Turns out that GPT-4 answered almost half of the questions that had numerical-based answers incorrectly. According to the news release: “Numerical QAs deal with correlating findings from one source for a specific query (ex. The prevalence of dysuria in female patients with urinary tract infections) while semantic QAs involve differentiating entities in specific medical queries (ex. Selecting the most common subtypes of dementia). Critically, Kahun led the research team by providing the basis for evidence-based QAs that resembled short, single-line queries a physician may ask themselves in everyday medical decision-making processes.”
This is how Kahun’s CEO responded to the findings.
“While it was interesting to note that Claude3 was superior to GPT-4, our research showcases that general-use LLMs still don’t measure up to medical professionals in interpreting and analyzing medical questions that a physician encounters daily,” said Dr. Michal Tzuchman Katz, CEO and co-founder of Kahun.

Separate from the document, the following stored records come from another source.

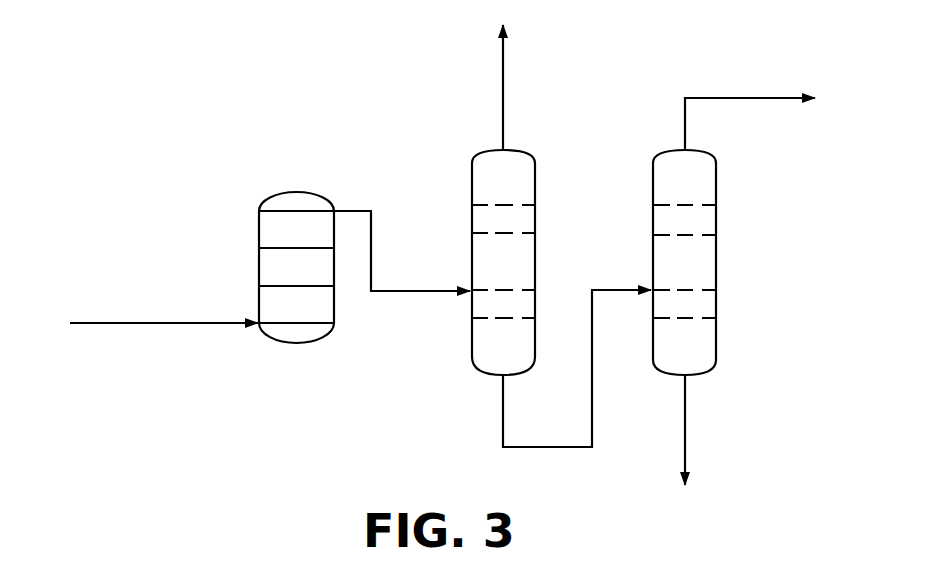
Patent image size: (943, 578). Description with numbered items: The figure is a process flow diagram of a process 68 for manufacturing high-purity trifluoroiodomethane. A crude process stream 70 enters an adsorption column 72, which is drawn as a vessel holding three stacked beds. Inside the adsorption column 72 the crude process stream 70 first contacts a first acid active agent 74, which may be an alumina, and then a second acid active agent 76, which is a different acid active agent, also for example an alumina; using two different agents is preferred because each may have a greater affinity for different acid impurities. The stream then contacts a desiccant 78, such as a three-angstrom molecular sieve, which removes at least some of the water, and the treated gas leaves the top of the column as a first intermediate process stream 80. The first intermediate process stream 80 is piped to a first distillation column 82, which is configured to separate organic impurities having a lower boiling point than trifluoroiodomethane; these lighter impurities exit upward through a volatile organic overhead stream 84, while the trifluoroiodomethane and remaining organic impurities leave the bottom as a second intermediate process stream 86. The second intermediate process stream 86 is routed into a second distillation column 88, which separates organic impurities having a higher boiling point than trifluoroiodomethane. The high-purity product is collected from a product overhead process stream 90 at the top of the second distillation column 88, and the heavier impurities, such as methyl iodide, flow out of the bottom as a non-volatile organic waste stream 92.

The process 68 is at (158, 131).
The crude process stream 70 is at (165, 322).
The adsorption column 72 is at (268, 193).
The first acid active agent 74 is at (325, 309).
The second acid active agent 76 is at (280, 267).
The desiccant 78 is at (280, 228).
The first intermediate process stream 80 is at (371, 211).
The first distillation column 82 is at (472, 163).
The volatile organic overhead stream 84 is at (503, 97).
The second intermediate process stream 86 is at (592, 290).
The second distillation column 88 is at (653, 163).
The product overhead process stream 90 is at (744, 98).
The non-volatile organic waste stream 92 is at (685, 422).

After analyzing more than 24,500 QA responses, the research team discovered these key findings. The news release notes:
- Claude3 and GPT-4 both performed better on semantic QAs (68.7 and 68.4 percent, respectively) than on numerical QAs (63.7 and 56.7 percent, respectively), with Claude3 outperforming on numerical accuracy.
- The research shows that each LLM would generate different outputs on a prompt-by-prompt basis, emphasizing the significance of how the same QA prompt could generate vastly opposing results between each model.

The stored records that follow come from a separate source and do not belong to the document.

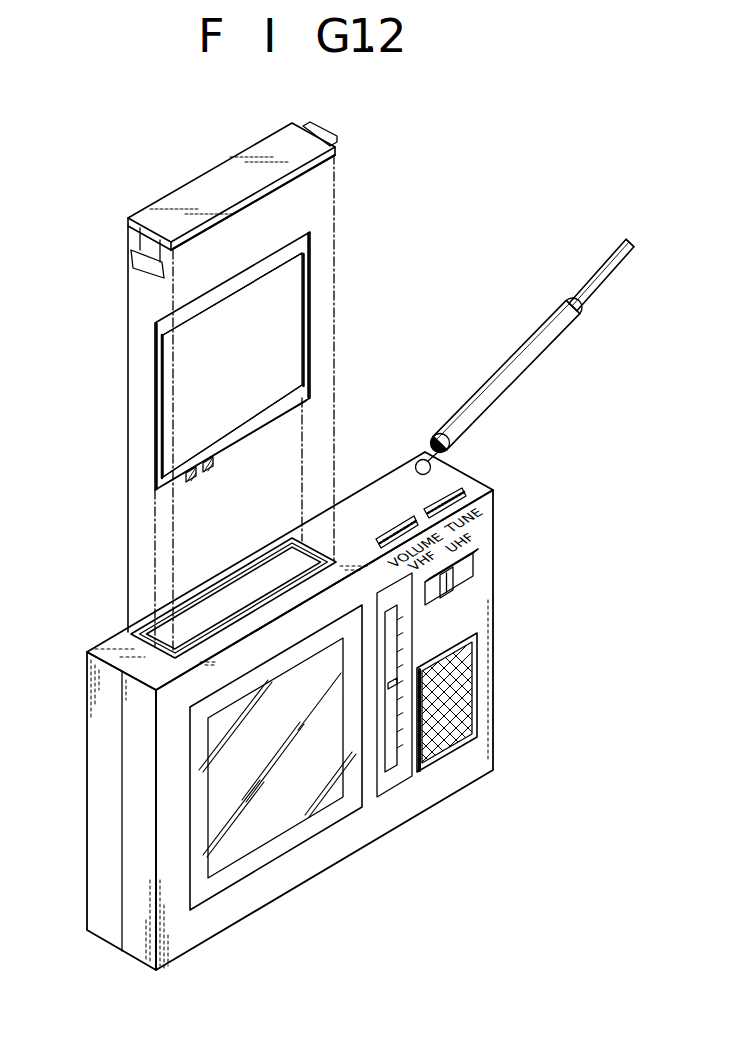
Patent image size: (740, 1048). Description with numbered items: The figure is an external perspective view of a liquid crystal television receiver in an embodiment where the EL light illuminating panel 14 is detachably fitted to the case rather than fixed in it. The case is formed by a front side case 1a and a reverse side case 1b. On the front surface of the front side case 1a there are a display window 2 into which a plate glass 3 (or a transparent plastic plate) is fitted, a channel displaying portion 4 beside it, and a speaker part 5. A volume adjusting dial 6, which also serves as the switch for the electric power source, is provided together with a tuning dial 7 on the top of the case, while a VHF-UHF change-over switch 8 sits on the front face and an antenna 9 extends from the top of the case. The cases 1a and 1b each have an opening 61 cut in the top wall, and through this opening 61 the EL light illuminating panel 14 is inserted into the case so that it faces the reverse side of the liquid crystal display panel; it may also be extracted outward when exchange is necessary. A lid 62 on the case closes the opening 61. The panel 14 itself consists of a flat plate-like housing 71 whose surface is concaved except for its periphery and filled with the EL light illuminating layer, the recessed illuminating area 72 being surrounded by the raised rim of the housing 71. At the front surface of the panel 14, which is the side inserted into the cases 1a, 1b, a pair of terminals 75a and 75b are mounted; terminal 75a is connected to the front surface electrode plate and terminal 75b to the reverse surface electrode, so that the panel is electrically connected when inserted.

The front side case 1a is at (243, 907).
The reverse side case 1b is at (90, 791).
The display window 2 is at (333, 803).
The plate glass 3 is at (291, 850).
The channel displaying portion 4 is at (400, 782).
The speaker part 5 is at (468, 689).
The volume adjusting dial 6 is at (392, 530).
The tuning knob 7 is at (451, 492).
The VHF-UHF change-over switch 8 is at (457, 577).
The antenna 9 is at (498, 374).
The EL light illuminating panel 14 is at (318, 265).
The opening 61 is at (255, 578).
The lid 62 is at (201, 181).
The housing 71 is at (273, 421).
The window opening 72 is at (283, 375).
The terminal 75a is at (212, 466).
The terminal 75b is at (191, 480).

- For validation purposes, six medical professionals answered 100 numerical QAs and excelled past both LLMs with 82.3 percent accuracy, compared to Claude3’s 64.3 percent accuracy and GPT-4’s 55.8 percent when answering the same questions.

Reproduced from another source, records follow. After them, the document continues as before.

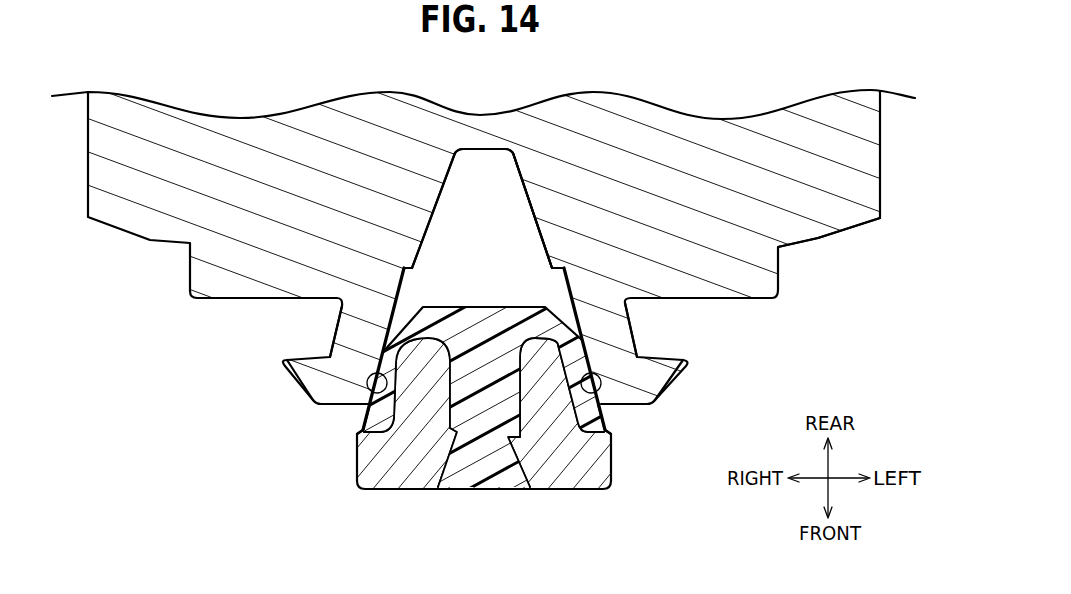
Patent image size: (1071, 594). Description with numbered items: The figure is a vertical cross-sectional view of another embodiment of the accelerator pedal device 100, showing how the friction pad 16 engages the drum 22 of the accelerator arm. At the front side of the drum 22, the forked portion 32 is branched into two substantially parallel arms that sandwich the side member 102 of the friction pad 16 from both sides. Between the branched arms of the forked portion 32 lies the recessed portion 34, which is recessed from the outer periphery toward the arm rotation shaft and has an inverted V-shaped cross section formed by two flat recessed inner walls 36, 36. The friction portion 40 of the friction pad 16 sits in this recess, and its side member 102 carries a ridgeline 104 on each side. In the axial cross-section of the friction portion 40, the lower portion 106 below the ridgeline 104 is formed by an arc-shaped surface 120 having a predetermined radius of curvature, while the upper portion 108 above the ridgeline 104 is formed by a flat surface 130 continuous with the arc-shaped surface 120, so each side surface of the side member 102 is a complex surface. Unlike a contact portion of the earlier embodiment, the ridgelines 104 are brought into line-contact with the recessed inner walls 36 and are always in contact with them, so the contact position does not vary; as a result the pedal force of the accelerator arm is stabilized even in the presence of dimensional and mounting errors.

The accelerator pedal device 100 is at (698, 82).
The drum 22 is at (893, 200).
The recessed portion 34 is at (497, 201).
The friction portion 40 is at (525, 288).
The friction pad 16 is at (505, 518).
The side member 102 is at (472, 299).
The upper portion 108 is at (392, 304).
The flat surface 130 is at (596, 307).
The ridgeline 104 is at (385, 350).
The forked portion 32 is at (302, 385).
The recessed inner wall 36 is at (367, 388).
The lower portion 106 is at (361, 425).
The arc-shaped surface 120 is at (607, 412).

- Kahun’s research showcases how both Claude3 and GPT-4 excel in semantic questioning, but ultimately supports the case that general-use LLMs are not yet well enough equipped to be a reliable information assistant to physicians in a clinical setting.
- The study included an “I do not know” option to reflect situations where a physician has to admit uncertainty. It found different answer rates for each LLM (Numeric: Claude3-63.66%, GPT-4-96.4%; Semantic: Claude3-94.62%, GPT-4-98.31%). However, there was an insignificant correlation between accuracy and answer rate for both LLMs, suggesting their ability to admit lack of knowledge is questionable. This indicates that without prior knowledge of the medical field and the model, the trustworthiness of LLMs is doubtful.
One example of a question that humans answered more accurately than their LLM counterparts was this: Among patients with diverticulitis, what is the prevalence of patients with fistula? Choose the correct answer from the following options, without adding further text: (1) Greater than 54%, (2) Between 5% and 54%, (3) Less than 5%, (4) I do not know (only if you do not know what the answer is).
All physicians/students answered the question correctly and both the models got it wrong. Katz noted that the overall results do not mean that LLMs cannot be used to answer clinical questions. Rather, they need to “incorporate verified and domain-specific sources in their data.”
“We’re excited to continue contributing to the advancement of AI in healthcare with our research and through offering a solution that provides the transparency and evidence essential to support physicians in making medical decisions.
Kahun seeks to build an “explainable AI” engine as to dispel the notion that many have about LLMs – that they are largely black boxes and no one knows how they arrive at a prediction or decision/recommendation. For instance, 89% of doctors of a recent survey from April said that they need to know what content the LLMs were using to arrive at their conclusions. That level of transparency is likely to boost adoption.